O vice-presidente eleito, Geraldo Alckmin, se reuniu com o relator-geral do Orçamento, senador Marcelo Castro (MDB-PI).| Foto: Pedro França/Agência Senado

Após descartar a possibilidade de assinar uma medida provisória logo no início do novo governo para abrir crédito extraordinário, a equipe do presidente eleito Lula trabalha agora na elaboração de uma proposta de emenda à Constituição, já apelidada de “PEC da Transição”, que deve fazer um novo buraco no teto de gastos. Se aprovado, o texto permitiria ao governo gastar além do limite constitucional para cumprir duas promessas de campanha do petista: o reajuste acima da inflação para o salário mínimo e a manutenção do Auxílio Brasil (que voltará a se chamar Bolsa Família) em R$ 600. O cheque pretendido por Lula ainda não tem valor definido; segundo participantes de uma reunião ocorrida na semana passada entre os membros da equipe de transição, pelo lado do petista, e o senador Marcelo Castro (MDB-PI), relator do Orçamento de 2023, é possível que a PEC não traga valores definidos, mencionando apenas os tipos de despesas que não estariam submetidos à regra do teto.

A aversão do petismo a mecanismos de responsabilidade fiscal como o teto é amplamente conhecida, mas, justiça seja feita, se Jair Bolsonaro tivesse derrotado Lula no segundo turno, ele provavelmente necessitaria de algo muito semelhante à PEC da Transição. Aprovada em meados de 2022, a PEC dos Benefícios previa o Auxílio Brasil de R$ 600 apenas até o fim deste ano, e o projeto de lei orçamentária enviado pelo governo ao Congresso não contemplava a manutenção deste valor em 2023, o que faria o valor pago regredir aos R$ 400 originais. Portanto, não é como se a situação fiscal do país estivesse completamente organizada e o petismo estivesse trazendo a terra arrasada; por mais que o ministro Paulo Guedes dissesse que “o fiscal está forte” à época da tramitação da PEC dos Benefícios, o Brasil estava, sim, se desviando da rota da responsabilidade fiscal que marcou o início do governo Bolsonaro: Executivo e Legislativo buscaram várias formas de contornar o teto, como o próprio Guedes admitiu em agosto.

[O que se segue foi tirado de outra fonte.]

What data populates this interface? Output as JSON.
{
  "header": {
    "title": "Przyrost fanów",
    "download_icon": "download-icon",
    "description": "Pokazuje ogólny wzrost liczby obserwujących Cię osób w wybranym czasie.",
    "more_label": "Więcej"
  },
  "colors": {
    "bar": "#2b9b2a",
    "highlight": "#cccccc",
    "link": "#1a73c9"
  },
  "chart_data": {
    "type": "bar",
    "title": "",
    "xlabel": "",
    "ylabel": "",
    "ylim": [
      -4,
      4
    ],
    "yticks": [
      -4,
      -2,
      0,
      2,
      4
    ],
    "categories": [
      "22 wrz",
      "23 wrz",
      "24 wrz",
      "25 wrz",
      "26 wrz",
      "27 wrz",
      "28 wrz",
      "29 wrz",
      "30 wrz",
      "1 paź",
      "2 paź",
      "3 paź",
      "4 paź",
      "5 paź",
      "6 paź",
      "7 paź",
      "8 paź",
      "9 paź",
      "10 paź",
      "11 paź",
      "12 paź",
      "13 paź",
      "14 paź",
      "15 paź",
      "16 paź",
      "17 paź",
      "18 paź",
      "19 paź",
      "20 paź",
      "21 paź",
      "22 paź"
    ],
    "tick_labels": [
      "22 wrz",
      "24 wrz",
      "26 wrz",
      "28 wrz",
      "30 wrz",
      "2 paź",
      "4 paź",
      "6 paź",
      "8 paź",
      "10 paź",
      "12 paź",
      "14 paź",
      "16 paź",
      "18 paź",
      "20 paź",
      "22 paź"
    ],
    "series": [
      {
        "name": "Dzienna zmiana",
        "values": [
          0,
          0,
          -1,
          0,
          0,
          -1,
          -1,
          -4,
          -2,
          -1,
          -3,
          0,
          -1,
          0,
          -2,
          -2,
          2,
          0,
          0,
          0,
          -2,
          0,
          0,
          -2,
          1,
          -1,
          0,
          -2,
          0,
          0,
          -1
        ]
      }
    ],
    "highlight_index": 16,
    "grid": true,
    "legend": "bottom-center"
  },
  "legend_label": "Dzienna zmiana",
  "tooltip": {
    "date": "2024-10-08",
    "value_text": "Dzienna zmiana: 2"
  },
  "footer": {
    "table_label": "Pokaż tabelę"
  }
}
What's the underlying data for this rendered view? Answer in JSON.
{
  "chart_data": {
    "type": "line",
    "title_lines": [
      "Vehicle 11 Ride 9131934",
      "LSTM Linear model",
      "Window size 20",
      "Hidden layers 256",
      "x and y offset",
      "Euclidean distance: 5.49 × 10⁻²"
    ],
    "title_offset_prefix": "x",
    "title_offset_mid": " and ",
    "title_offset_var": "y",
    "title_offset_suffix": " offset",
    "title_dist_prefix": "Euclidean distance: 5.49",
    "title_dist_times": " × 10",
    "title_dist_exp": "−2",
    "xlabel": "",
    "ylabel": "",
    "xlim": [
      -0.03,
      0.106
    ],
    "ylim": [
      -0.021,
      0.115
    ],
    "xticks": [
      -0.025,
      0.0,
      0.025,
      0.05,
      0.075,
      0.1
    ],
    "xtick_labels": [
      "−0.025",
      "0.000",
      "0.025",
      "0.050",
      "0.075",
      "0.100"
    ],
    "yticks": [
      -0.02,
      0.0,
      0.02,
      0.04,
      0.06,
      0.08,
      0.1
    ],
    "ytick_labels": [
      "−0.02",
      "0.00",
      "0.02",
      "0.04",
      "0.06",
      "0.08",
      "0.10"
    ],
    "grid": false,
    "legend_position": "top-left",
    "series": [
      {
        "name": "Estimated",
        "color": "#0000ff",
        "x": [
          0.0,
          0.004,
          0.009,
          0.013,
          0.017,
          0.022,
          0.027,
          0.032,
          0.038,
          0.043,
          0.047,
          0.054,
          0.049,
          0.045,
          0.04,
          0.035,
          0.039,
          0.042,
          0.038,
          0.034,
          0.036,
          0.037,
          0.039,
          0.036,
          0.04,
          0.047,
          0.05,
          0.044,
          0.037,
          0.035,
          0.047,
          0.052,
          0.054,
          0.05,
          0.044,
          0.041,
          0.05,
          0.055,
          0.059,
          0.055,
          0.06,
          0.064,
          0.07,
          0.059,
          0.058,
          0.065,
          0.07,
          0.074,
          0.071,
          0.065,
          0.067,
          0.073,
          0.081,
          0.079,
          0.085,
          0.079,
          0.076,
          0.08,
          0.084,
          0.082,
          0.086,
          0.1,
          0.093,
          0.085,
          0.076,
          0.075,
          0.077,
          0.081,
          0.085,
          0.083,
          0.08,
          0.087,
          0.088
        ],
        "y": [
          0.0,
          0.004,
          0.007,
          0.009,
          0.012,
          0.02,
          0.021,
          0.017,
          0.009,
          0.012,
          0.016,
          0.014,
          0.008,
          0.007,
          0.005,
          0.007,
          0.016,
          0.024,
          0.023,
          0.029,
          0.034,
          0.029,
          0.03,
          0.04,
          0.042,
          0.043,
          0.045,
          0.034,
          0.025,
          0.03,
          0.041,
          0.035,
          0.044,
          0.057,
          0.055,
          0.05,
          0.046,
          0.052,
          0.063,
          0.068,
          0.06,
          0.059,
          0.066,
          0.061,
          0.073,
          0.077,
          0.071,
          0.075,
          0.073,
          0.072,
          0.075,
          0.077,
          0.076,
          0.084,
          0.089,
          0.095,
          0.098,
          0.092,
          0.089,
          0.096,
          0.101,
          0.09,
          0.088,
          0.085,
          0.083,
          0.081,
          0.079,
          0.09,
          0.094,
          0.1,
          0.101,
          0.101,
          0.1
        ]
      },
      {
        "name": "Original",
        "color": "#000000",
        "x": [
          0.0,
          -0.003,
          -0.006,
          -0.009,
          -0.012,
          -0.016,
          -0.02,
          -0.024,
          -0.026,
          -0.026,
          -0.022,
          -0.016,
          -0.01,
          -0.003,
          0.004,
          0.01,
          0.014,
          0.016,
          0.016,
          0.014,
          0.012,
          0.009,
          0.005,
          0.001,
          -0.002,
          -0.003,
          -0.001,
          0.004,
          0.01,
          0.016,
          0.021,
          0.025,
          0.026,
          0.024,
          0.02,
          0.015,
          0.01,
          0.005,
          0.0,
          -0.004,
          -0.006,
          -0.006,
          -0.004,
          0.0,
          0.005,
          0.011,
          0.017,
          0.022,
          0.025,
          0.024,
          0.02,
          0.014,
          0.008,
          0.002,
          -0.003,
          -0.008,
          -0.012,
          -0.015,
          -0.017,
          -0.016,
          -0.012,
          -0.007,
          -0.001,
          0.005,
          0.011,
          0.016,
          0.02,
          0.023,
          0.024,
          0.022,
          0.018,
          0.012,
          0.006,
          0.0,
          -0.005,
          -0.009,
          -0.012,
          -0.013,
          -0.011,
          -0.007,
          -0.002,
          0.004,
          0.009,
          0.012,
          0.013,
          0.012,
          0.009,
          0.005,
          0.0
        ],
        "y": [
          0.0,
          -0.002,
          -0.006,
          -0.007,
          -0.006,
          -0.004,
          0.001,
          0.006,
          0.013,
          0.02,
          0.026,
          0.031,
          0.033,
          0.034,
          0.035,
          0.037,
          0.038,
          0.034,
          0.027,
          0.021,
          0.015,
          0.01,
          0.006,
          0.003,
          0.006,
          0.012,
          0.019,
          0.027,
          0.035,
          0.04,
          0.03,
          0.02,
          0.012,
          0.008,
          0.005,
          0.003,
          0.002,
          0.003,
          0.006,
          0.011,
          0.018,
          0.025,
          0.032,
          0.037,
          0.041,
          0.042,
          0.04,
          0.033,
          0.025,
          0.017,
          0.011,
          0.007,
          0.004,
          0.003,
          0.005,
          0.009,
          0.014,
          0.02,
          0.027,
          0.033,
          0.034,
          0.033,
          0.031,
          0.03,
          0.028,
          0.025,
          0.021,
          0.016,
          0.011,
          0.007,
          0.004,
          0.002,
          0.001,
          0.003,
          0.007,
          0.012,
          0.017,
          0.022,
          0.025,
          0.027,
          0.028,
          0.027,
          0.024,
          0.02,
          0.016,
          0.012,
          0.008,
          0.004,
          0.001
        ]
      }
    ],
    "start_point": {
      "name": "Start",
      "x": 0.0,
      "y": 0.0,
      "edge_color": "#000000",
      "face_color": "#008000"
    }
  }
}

O desarranjo fiscal causa inflação e destrói a confiança do investidor brasileiro e estrangeiro, algo que apenas os economistas “desenvolvimentistas” insistem em ignorar a essa altura do campeonato

O perigo está na frequente transformação do temporário em permanente. Alguns dos economistas que anunciaram seu apoio a Lula durante a campanha dariam uma enorme contribuição ao país se convencessem seus pares “desenvolvimentistas” (um eufemismo para “gastadores”) de que será preciso retomar o ajuste fiscal na primeira oportunidade, pois o desarranjo causa inflação e destrói a confiança do investidor brasileiro e estrangeiro no futuro fiscal do país, algo que apenas os “desenvolvimentistas” insistem em ignorar a essa altura do campeonato. Da última vez que um embate parecido ocorreu em um governo petista, Joaquim Levy, que uma Dilma Rousseff reeleita chamou para acalmar o mercado, perdeu a queda de braço contra Nelson Barbosa – o então ministro do Planejamento acabou assumindo a Fazenda em dezembro de 2015.

Aliados de Lula como o senador Renan Calheiros (MDB-AL) são contrários ao uso de uma PEC porque ela exigiria, nas duas casas, apoio que Lula não tem, forçando-o a barganhar com o Centrão ainda antes de tomar posse. E a necessidade de uns é a oportunidade para outros: é o caso de Arthur Lira (PP-AL). O presidente da Câmara dos Deputados conversou por telefone com Lula logo depois do anúncio do resultado do segundo turno, deve se encontrar pessoalmente com o petista e alimenta a esperança de receber o apoio do PT para seguir à frente da casa legislativa no biênio 2023-24. Se aprendeu algo com Eduardo Cunha, o petismo pensará muitas vezes antes de arrumar problemas com um presidente da Câmara e pode muito bem abraçar quem se portou como fiel escudeiro de Bolsonaro nos últimos tempos, caso isso garanta a famosa “governabilidade”.

Quem também observa as negociações com interesse são todos os parlamentares beneficiados com as emendas de relator, um mecanismo cuja imoralidade denunciamos desde o início; caso o novo governo se mostre mais tolerante com esse instrumento, podemos até mesmo apostar no fim da expressão “orçamento secreto”, usada pelos críticos de Bolsonaro na imprensa e na política para se referir a essas emendas. O ideal, no entanto, seria a sua extinção, ao menos na forma como vem sendo empregadas atualmente – o objetivo original das RP9 era corrigir pequenos erros ou omissões na lei orçamentária, nada mais que isso. O presidente do PSD, Gilberto Kassab, que pode colocar seu partido na base aliada de Lula, afirmou que o presidente eleito quer acabar com as emendas de relator. Este seria um pequeno, mas importante passo na direção de algum controle fiscal – desde, evidentemente, que as emendas não acabem substituídas, como meio de conquista de apoio parlamentar, por meios semelhantes aos que o PT usou quando já esteve no Planalto, como o mensalão e o petrolão.